Managing a Silver Short: Crowd Sentiment, CPI, and a 'Can't-Lose' Position
Managing a Silver Short: Crowd Sentiment, CPI, and a 'Can't-Lose' Position
Start with the point
I'm in a 'can't-lose' spot on my silver short. I've trailed my stop to a level better than my entry, so the only question left is how much more I make.
Position management, crowd sentiment as a contrarian tool, and this week's macro events — here's how I'm actually thinking it through, in order.
1. Silver short: stop trailed above the 38.2%
I'm still holding the silver short, with my stop trailed just above the 38.2% retracement on the 4-hour chart.
The trade keeps running and the trend looks clean, so there's no reason to cut it. After a big engulfing candle, the 38.2% retracement is holding well as resistance, so my plan is to keep the stop just above that area.
2. Only two scenarios — I've already won
My situation is effectively binary.
- Scenario 1: Something changes and price rips higher; I get stopped out at the 61.8% retracement and exit in profit.
- Scenario 2: Price breaks the lows; I tighten my stop further using market structure.
Either way, I don't lose money on this trade. Even if price retests the 38.2%, 50%, or 61.8% retracements, those are normal wave movements and I'm not freaking out. I don't want to get whipped out preemptively, and I accept the risk of giving back some profit.
The point is this: if price testing these levels hasn't broken the trend, I won't close the position just because of that.
3. Read crowd sentiment as a contrarian
One reason for this week's bounce, I think, is the put volume that exploded on Friday and Monday.
When the crowd gets extremely pessimistic and bearish, you often get a 'fakeout bounce' — a big rally that scares put buyers out of their positions, after which the market rolls back over. So I use the put-to-call ratio as a contrarian indicator: when the crowd is bearish, I lean bullish; when the crowd is bullish, I lean bearish.
Interestingly, the same signal shows up in silver and gold. Crowd sentiment on precious metals has tilted short-term bearish, which actually suggests a possible short-term bounce in silver and gold. So I wouldn't be shocked at all to see precious metals bounce.
4. So why stay short? Macro.
Separate from the short-term sentiment signal, I run a scorecard system covering macro metrics — economic growth, inflation, the jobs market.
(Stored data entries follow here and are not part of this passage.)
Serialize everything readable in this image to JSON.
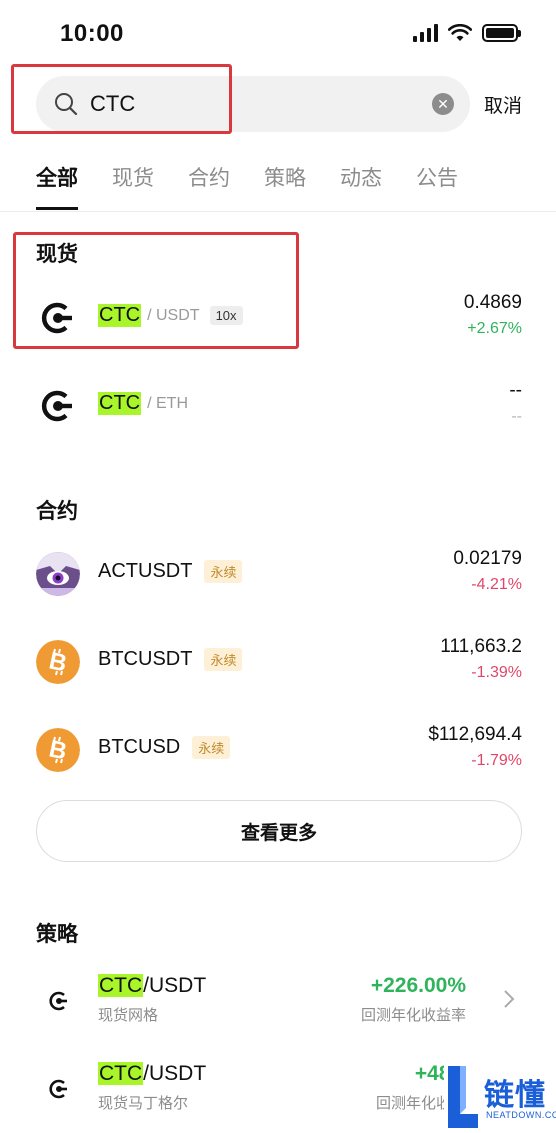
{
  "status_bar": {
    "time": "10:00"
  },
  "search": {
    "value": "CTC",
    "cancel_label": "取消"
  },
  "tabs": [
    {
      "label": "全部",
      "active": true
    },
    {
      "label": "现货",
      "active": false
    },
    {
      "label": "合约",
      "active": false
    },
    {
      "label": "策略",
      "active": false
    },
    {
      "label": "动态",
      "active": false
    },
    {
      "label": "公告",
      "active": false
    }
  ],
  "spot": {
    "title": "现货",
    "items": [
      {
        "base": "CTC",
        "quote": "/ USDT",
        "leverage": "10x",
        "price": "0.4869",
        "change": "+2.67%",
        "icon": "ctc-logo-icon"
      },
      {
        "base": "CTC",
        "quote": "/ ETH",
        "price": "--",
        "change": "--",
        "icon": "ctc-logo-icon"
      }
    ]
  },
  "futures": {
    "title": "合约",
    "items": [
      {
        "name": "ACTUSDT",
        "badge": "永续",
        "price": "0.02179",
        "change": "-4.21%",
        "icon": "act-avatar-icon"
      },
      {
        "name": "BTCUSDT",
        "badge": "永续",
        "price": "111,663.2",
        "change": "-1.39%",
        "icon": "bitcoin-icon"
      },
      {
        "name": "BTCUSD",
        "badge": "永续",
        "price": "$112,694.4",
        "change": "-1.79%",
        "icon": "bitcoin-icon"
      }
    ],
    "more_label": "查看更多"
  },
  "strategy": {
    "title": "策略",
    "items": [
      {
        "base": "CTC",
        "pair_rest": "/USDT",
        "type": "现货网格",
        "return": "+226.00%",
        "return_label": "回测年化收益率"
      },
      {
        "base": "CTC",
        "pair_rest": "/USDT",
        "type": "现货马丁格尔",
        "return": "+48.0",
        "return_label": "回测年化收益"
      }
    ]
  },
  "watermark": {
    "text": "链懂",
    "sub": "NEATDOWN.COM"
  },
  "colors": {
    "up": "#2fb35b",
    "down": "#e0466a",
    "highlight": "#a8f529",
    "annotation": "#d9383e"
  }
}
Right now the S&P scores pretty neutral, so I have no interest in shorting indices. Silver also reads neutral as of today. Even so, I hold the silver short because I weigh the macro fundamental scenario I'm seeing more heavily than the odds of a short-term bounce.
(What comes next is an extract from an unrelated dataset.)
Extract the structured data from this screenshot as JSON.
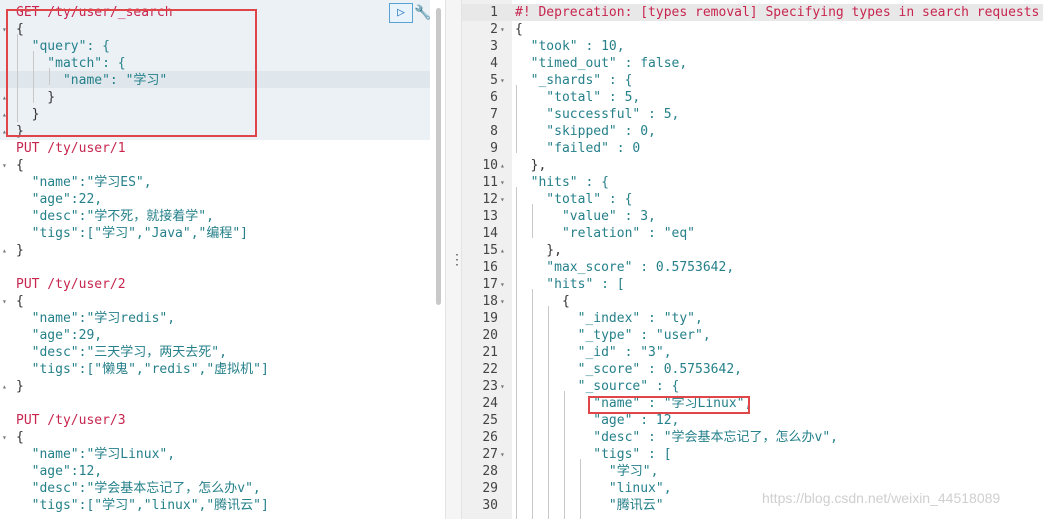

5. This week's macro: CPI and PPI
Tomorrow's CPI is a big event. Expected inflation is 4.2%, up from where we currently sit.
- A print above 4.2%: likely dollar-bullish, stocks-bearish, gold and silver bearish.
- A print below 4.2% (say 4.14%): a sigh of relief on fears of inflation rocketing higher.
With inflation rising again partly due to Middle East conflict, this CPI matters a great deal. Thursday's PPI looks at wholesale prices, and given a significant jump in wholesale prices in the prior report, I'd argue PPI might be even more interesting than CPI.
Closing
I don't know with certainty where price goes. So I map out every scenario in advance and respond with precision. My big-picture view on silver is still bearish, and I manage the position to match that scenario. Trading stinks sometimes, and every strategy has pros and cons — accepting that is how you move on to the next trade.